Norio Nagayama, former death-row convict, sent to Mr. Iwao Hakamada from prison, “Contents of a New Year’s greeting card in his own handwriting.
I’ll be absolutely fine.”
The acquittal of Mr. Iwao Hakamada, 88, was confirmed on October 9. After 58 years since his arrest, his daily life has finally returned to normal. We wondered how Mr. Hakamada has been living his life in the month or so since his arrest.
He wakes up in the morning and goes for a drive in the afternoon in the car of a supporter. My days are the same as they were before the verdict. But when I am out and about, people say to me, ‘Congratulations, Mr. Hakamada. Whenever someone says to him, “Congratulations, Mr. Hakamada,” he simply replies, “Oh, thank you. He doesn’t seem very happy. Despite the joy of his supporters and the public, Mr. Hakamada does not seem to care much about his acquittal,” said one of his supporters.
This reaction reflects the tragedy of the case. Mr. Hakamada, who was forced to live in solitary confinement for 48 years despite his innocence, was forced to spend his days not speaking to anyone. Every day, he lived in fear of the death penalty. ……
While in prison, Mr. Hakamada had some small interactions with inmates. In 1968, when Mr. Hakamada was transferred to the Tokyo Detention Center to appeal his death sentence, Nagayama killed four people in Tokyo, Kyoto, Hakodate, and Nagoya in a series of pistol shootings. After his arrest, Nagayama was transferred to the same Tokyo Detention Center as Hakamada. Mr. A, who was in the Tokyo Detention Center at the time, reveals, “I received a New Year’s greeting card in 1988.
Nagayama used to call out to Mr. Hakamada on his way to and from exercise time, ‘Hakamada-san, you will be fine. He would say to her, ‘Hakamada-san, you’re going to be fine. Hakamada replied, ‘Thank you. At the time, Nagayama was in the new building of the Tokyo Detention Center, and Hakamada’s cell was on the third floor of the New North Building, a short distance from there. The New North Building later housed Shoko Asahara of the Aum Shinrikyo cult and Tomohiro Kato, who was involved in the Akihabara street riots, for a time.”

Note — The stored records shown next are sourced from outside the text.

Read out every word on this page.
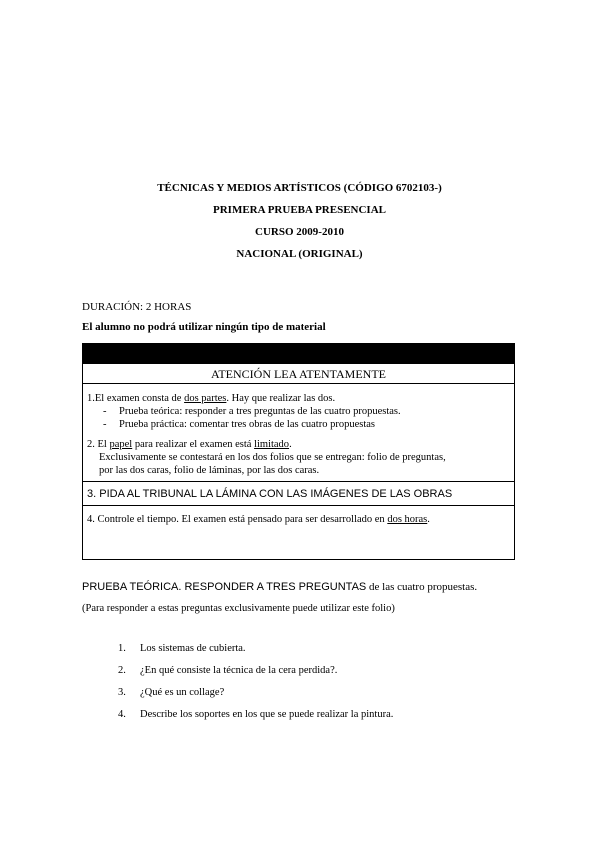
TÉCNICAS Y MEDIOS ARTÍSTICOS (CÓDIGO 6702103-)
PRIMERA PRUEBA PRESENCIAL
CURSO 2009-2010
NACIONAL (ORIGINAL)
DURACIÓN: 2 HORAS
El alumno no podrá utilizar ningún tipo de material
ATENCIÓN LEA ATENTAMENTE
1.El examen consta de dos partes. Hay que realizar las dos.
- Prueba teórica: responder a tres preguntas de las cuatro propuestas.
- Prueba práctica: comentar tres obras de las cuatro propuestas
2. El papel para realizar el examen está limitado.
Exclusivamente se contestará en los dos folios que se entregan: folio de preguntas,
por las dos caras, folio de láminas, por las dos caras.
3. PIDA AL TRIBUNAL LA LÁMINA CON LAS IMÁGENES DE LAS OBRAS
4. Controle el tiempo. El examen está pensado para ser desarrollado en dos horas.
PRUEBA TEÓRICA. RESPONDER A TRES PREGUNTAS de las cuatro propuestas.
(Para responder a estas preguntas exclusivamente puede utilizar este folio)
1. Los sistemas de cubierta.
2. ¿En qué consiste la técnica de la cera perdida?.
3. ¿Qué es un collage?
4. Describe los soportes en los que se puede realizar la pintura.
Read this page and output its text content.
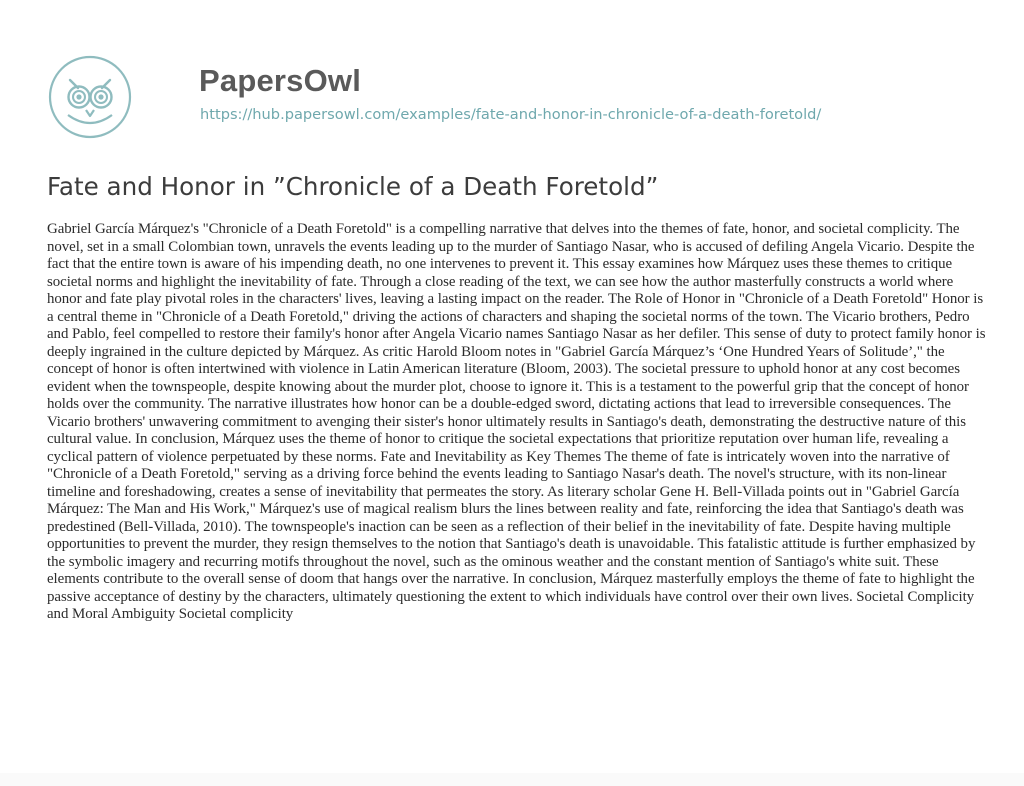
PapersOwl
https://hub.papersowl.com/examples/fate-and-honor-in-chronicle-of-a-death-foretold/
Fate and Honor in ”Chronicle of a Death Foretold”

Gabriel García Márquez's "Chronicle of a Death Foretold" is a compelling narrative that delves into the themes of fate, honor, and societal complicity. The novel, set in a small Colombian town, unravels the events leading up to the murder of Santiago Nasar, who is accused of defiling Angela Vicario. Despite the fact that the entire town is aware of his impending death, no one intervenes to prevent it. This essay examines how Márquez uses these themes to critique societal norms and highlight the inevitability of fate. Through a close reading of the text, we can see how the author masterfully constructs a world where honor and fate play pivotal roles in the characters' lives, leaving a lasting impact on the reader. The Role of Honor in "Chronicle of a Death Foretold" Honor is a central theme in "Chronicle of a Death Foretold," driving the actions of characters and shaping the societal norms of the town. The Vicario brothers, Pedro and Pablo, feel compelled to restore their family's honor after Angela Vicario names Santiago Nasar as her defiler. This sense of duty to protect family honor is deeply ingrained in the culture depicted by Márquez. As critic Harold Bloom notes in "Gabriel García Márquez’s ‘One Hundred Years of Solitude’," the concept of honor is often intertwined with violence in Latin American literature (Bloom, 2003). The societal pressure to uphold honor at any cost becomes evident when the townspeople, despite knowing about the murder plot, choose to ignore it. This is a testament to the powerful grip that the concept of honor holds over the community. The narrative illustrates how honor can be a double-edged sword, dictating actions that lead to irreversible consequences. The Vicario brothers' unwavering commitment to avenging their sister's honor ultimately results in Santiago's death, demonstrating the destructive nature of this cultural value. In conclusion, Márquez uses the theme of honor to critique the societal expectations that prioritize reputation over human life, revealing a cyclical pattern of violence perpetuated by these norms. Fate and Inevitability as Key Themes The theme of fate is intricately woven into the narrative of "Chronicle of a Death Foretold," serving as a driving force behind the events leading to Santiago Nasar's death. The novel's structure, with its non-linear timeline and foreshadowing, creates a sense of inevitability that permeates the story. As literary scholar Gene H. Bell-Villada points out in "Gabriel García Márquez: The Man and His Work," Márquez's use of magical realism blurs the lines between reality and fate, reinforcing the idea that Santiago's death was predestined (Bell-Villada, 2010). The townspeople's inaction can be seen as a reflection of their belief in the inevitability of fate. Despite having multiple opportunities to prevent the murder, they resign themselves to the notion that Santiago's death is unavoidable. This fatalistic attitude is further emphasized by the symbolic imagery and recurring motifs throughout the novel, such as the ominous weather and the constant mention of Santiago's white suit. These elements contribute to the overall sense of doom that hangs over the narrative. In conclusion, Márquez masterfully employs the theme of fate to highlight the passive acceptance of destiny by the characters, ultimately questioning the extent to which individuals have control over their own lives. Societal Complicity and Moral Ambiguity Societal complicity
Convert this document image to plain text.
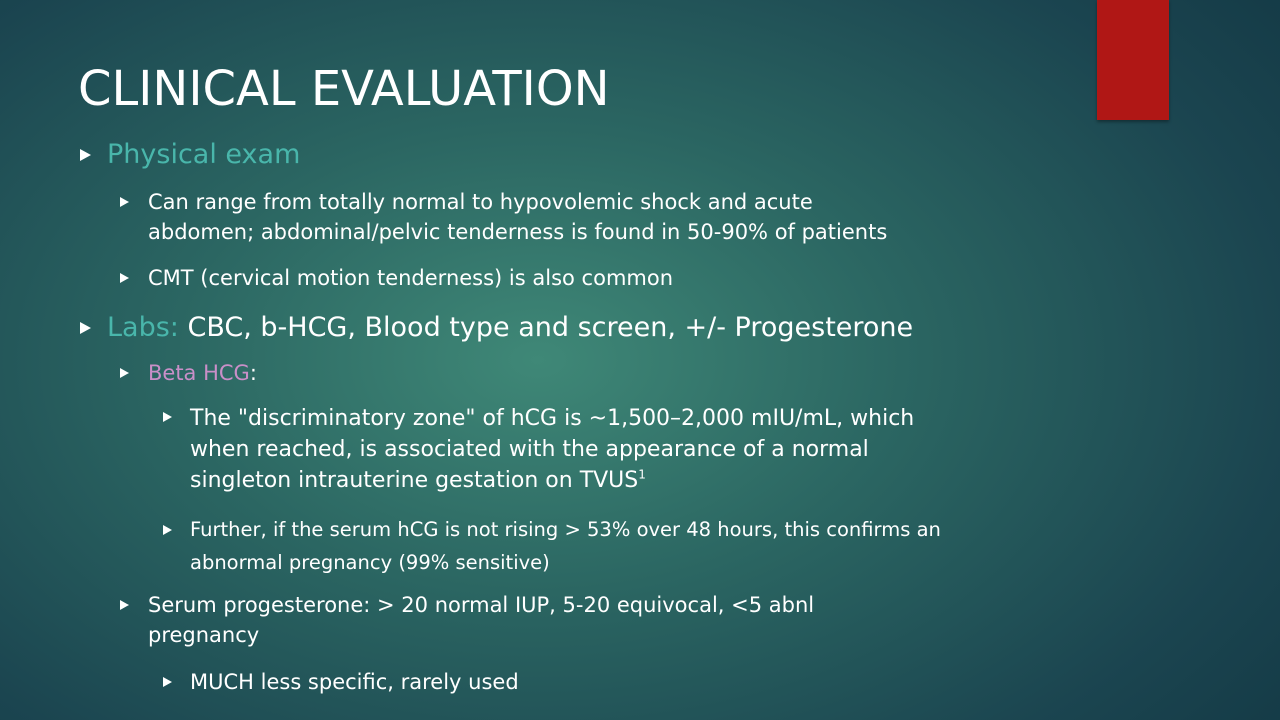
CLINICAL EVALUATION

Physical exam

Can range from totally normal to hypovolemic shock and acute
abdomen; abdominal/pelvic tenderness is found in 50-90% of patients

CMT (cervical motion tenderness) is also common

Labs: CBC, b-HCG, Blood type and screen, +/- Progesterone

Beta HCG:

The "discriminatory zone" of hCG is ~1,500–2,000 mIU/mL, which
when reached, is associated with the appearance of a normal
singleton intrauterine gestation on TVUS$^1$
Further, if the serum hCG is not rising > 53% over 48 hours, this confirms an
abnormal pregnancy (99% sensitive)
Serum progesterone: > 20 normal IUP, 5-20 equivocal, <5 abnl
pregnancy

MUCH less specific, rarely used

”Be a revolutionary with yourself.”
Former death row prisoner Nagayama sent a New Year’s greeting card to Mr. Hakamada in prison every year.’ After Mr. Hakamada’s release in 2002, the actual cards were found in cardboard boxes sent from the Tokyo Detention Center to his home in Hamamatsu City. They were nengajo (New Year’s cards) from 1983, 1986, and 1988, respectively. The cards are accompanied by short sentences, but it is difficult to understand the meaning of the sentences. A sociologist familiar with Nagayama explains.
“It reads like an invitation to ‘become a revolutionary with me. “It reads as an invitation to become a revolutionary with him, saying, ‘I have committed a crime, but because I am a criminal, I can see the truth of society. Let’s fight together.
Former Nagayama, who was one of the few people Hakamada communicated with while in prison, was sentenced to death in 1990 and was executed in 1997 at the Tokyo Detention Center. According to a former defendant who was on the same floor as Nagayama, he put up a fierce fight when he was taken from his cell to the execution site.
We hope that Mr. Hakamada, who has been isolated from society for most of his life, will live out the rest of his days in peace.